Een hybride kanaalplasmon-nanodraadlaser op basis van GaAs/AlGaAs kern-schil halfgeleider nanodraad en zilveren V-groef wordt voorgesteld. De laserstructuur heeft het potentieel om te integreren met plasmonische golfgeleiders, met behulp van kanaalplasmon-polaritonmodi in V-groef plasmonische golfgeleiders. Geleidende en lasereigenschappen worden numeriek berekend met behulp van de eindige-elementenmethode. Op basis van de theoretische resultaten zou de laser de geleidingsmodus kunnen ondersteunen met een kleinste diameter van 40 nm. Laseremissie kan plaatsvinden bij een relatief lage drempel rond 2000 cm − 1 wanneer de diameter groter is dan 140 nm. Een vrij grote Purcell-factor van 180 zou kunnen worden bereikt om de spontane emissie te verhogen.

Achtergrond

Met cilindrische geometrie en sterke tweedimensionale opsluiting van elektronen, gaten en fotonen, is onafhankelijke halfgeleider nanodraad ideaal voor halfgeleiderlaser met verminderde drempel en compact formaat [1,2,3,4,5,6]. Tot op heden is laseremissie bij kamertemperatuur gerealiseerd in ZnO-, GaN-, CdS- en GaAs-nanodraden, die een optisch spectrum bestrijken van ultraviolet tot bijna-infrarood [7,8,9,10,11,12]. Om de afmetingen van nanodraden voorbij de diffractielimiet voort te zetten, zijn plasmonische nanodraadlasers voorgesteld en experimenteel gedemonstreerd, waaronder hybride plasmonische nanodraadlasers en plasmonnanodraadlasers van hoge orde [13,14,15]. Onder hen bereikten hybride plasmonische nanodraadlasers een veel kleinere dimensielimiet. Onlangs toonde plasmonische nanodraadlaser zijn vermogen om te integreren met plasmonische golfgeleiders, met behulp van kanaalplasmon-polariton (CPP) -modi in V-groef plasmonische golfgeleiders [16]. De diameters die in het experiment zijn aangenomen, liggen boven 300 nm. CPP's zijn de plasmonpolaritonen die worden geleid door een V-vormige groef die in metaal is uitgehouwen, wat voor het eerst theoretisch werd gesuggereerd door Maradudin en collega's [17]. CPP's vertoonden sterke opsluiting, lage demping en robuustheid tegen kanaalbuiging bij nabij-infrarode golflengten [18,19,20].

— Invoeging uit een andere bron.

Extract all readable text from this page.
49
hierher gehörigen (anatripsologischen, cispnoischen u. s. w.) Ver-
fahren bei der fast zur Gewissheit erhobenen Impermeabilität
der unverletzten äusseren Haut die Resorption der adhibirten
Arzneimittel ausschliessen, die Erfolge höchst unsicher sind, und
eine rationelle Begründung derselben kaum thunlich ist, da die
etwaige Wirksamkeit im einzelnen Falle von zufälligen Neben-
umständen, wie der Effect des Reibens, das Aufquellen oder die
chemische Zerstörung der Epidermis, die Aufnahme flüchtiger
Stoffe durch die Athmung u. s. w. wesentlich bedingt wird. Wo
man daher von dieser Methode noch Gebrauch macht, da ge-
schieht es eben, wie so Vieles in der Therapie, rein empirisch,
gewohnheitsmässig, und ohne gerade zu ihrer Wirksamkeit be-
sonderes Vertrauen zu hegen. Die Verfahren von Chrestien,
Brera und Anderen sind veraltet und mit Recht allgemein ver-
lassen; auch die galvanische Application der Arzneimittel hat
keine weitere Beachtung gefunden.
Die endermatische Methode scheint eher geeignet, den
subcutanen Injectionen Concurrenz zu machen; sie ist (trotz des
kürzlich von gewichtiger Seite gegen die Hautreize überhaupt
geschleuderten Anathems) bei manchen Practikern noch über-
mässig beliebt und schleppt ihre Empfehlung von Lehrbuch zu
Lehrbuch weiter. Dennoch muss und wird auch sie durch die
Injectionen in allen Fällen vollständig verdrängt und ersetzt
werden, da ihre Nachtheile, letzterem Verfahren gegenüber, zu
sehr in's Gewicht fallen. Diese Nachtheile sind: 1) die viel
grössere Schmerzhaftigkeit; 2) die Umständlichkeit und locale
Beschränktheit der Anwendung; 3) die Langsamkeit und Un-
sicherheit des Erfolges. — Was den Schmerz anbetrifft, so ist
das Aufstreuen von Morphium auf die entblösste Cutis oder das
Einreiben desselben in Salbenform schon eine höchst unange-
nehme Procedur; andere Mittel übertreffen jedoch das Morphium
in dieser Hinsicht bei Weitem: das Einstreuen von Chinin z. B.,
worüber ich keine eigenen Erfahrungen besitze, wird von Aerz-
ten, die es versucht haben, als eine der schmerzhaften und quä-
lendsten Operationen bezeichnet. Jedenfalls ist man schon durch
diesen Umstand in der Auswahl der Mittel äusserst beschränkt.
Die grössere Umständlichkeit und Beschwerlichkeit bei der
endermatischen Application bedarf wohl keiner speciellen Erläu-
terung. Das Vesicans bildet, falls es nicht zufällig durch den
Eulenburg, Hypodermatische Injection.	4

Hier, door de lage dissipatie van hybride plasmonische modi te combineren met de sterke opsluiting en integratie met plasmonische golfgeleiders van CPP-modus, stellen we een hybride kanaalplasmon-nanodraad (CPN) -lasers voor en onderzoeken numeriek de modale en laserende eigenschappen. De CPN-laser bestaat uit een GaAs/AlGaAs-nanodraad in de kern en een zilveren V-groef die wordt gescheiden door een ultradunne diëlektrische laag van MgF2 , waarbij de diameter van nanodraad zich in het bereik van 40 tot 220 nm bevindt om de lasereigenschappen buiten de diffractielimiet te onderzoeken. Vanwege de zeshoekige vorm van GaAs/AlGaAs-nanodraad, worden in het volgende gedeelte twee geïntegreerde structuren van CPN-lasers getoond.

PPN-laserstructuren

Het schema van de CPN-laserstructuren wordt gedemonstreerd in Fig. 1, waar het achtergrondmateriaal lucht is, het grijze materiaal zilver, waarvan de permittiviteit wordt beschreven door het Drude-model \( {\varepsilon}_r={\varepsilon}_{ \infty }-{\omega}_p^2/\left({\omega}^2+ j\gamma \omega \right) \), met ε =3.7, ω p =9.1 eV, en γ =0,018 eV [21]. De nanodraad die in de V-groef ligt, heeft een kern-schaalstructuur, het kernmateriaal is GaAs en het schaalmateriaal is AlGaAs. De GaAs-kern wordt gepassiveerd door een dunne AlGaAs-schillaag van 10 nm om de stralingsefficiëntie te verbeteren [12]. Tussen de nanodraad en de V-groef bevindt zich een ultradunne diëlektrische laag van MgF2 . De dikte is vastgesteld op 5 nm om verspreiding met weinig verlies onder sterke optische opsluiting te ondersteunen. Er zijn twee manieren om CPN-lasers te integreren. De eerste noemen we het CPN-N (CPN-smalle hoek) zoals weergegeven in Fig. 1a, c, waar de nanodraad horizontaal op het oppervlak van de V-groef ligt met een kleine hoek van 60 °. De nanodraad heeft twee kanten contact met de diëlektrische laag en het V-groefoppervlak, tussen de onderkant en het hoekpunt van de V-groef is lucht. De tweede noemen we het CPN-W (CPN-groothoek) zoals weergegeven in Fig. 1b, d, waar de nanodraad verticaal op het oppervlak van de V-groef ligt met een brede hoek van 120°. De nanodraad heeft niet alleen tweezijdig contact, maar ook een topcontact met de diëlektrische laag en het V-groefoppervlak.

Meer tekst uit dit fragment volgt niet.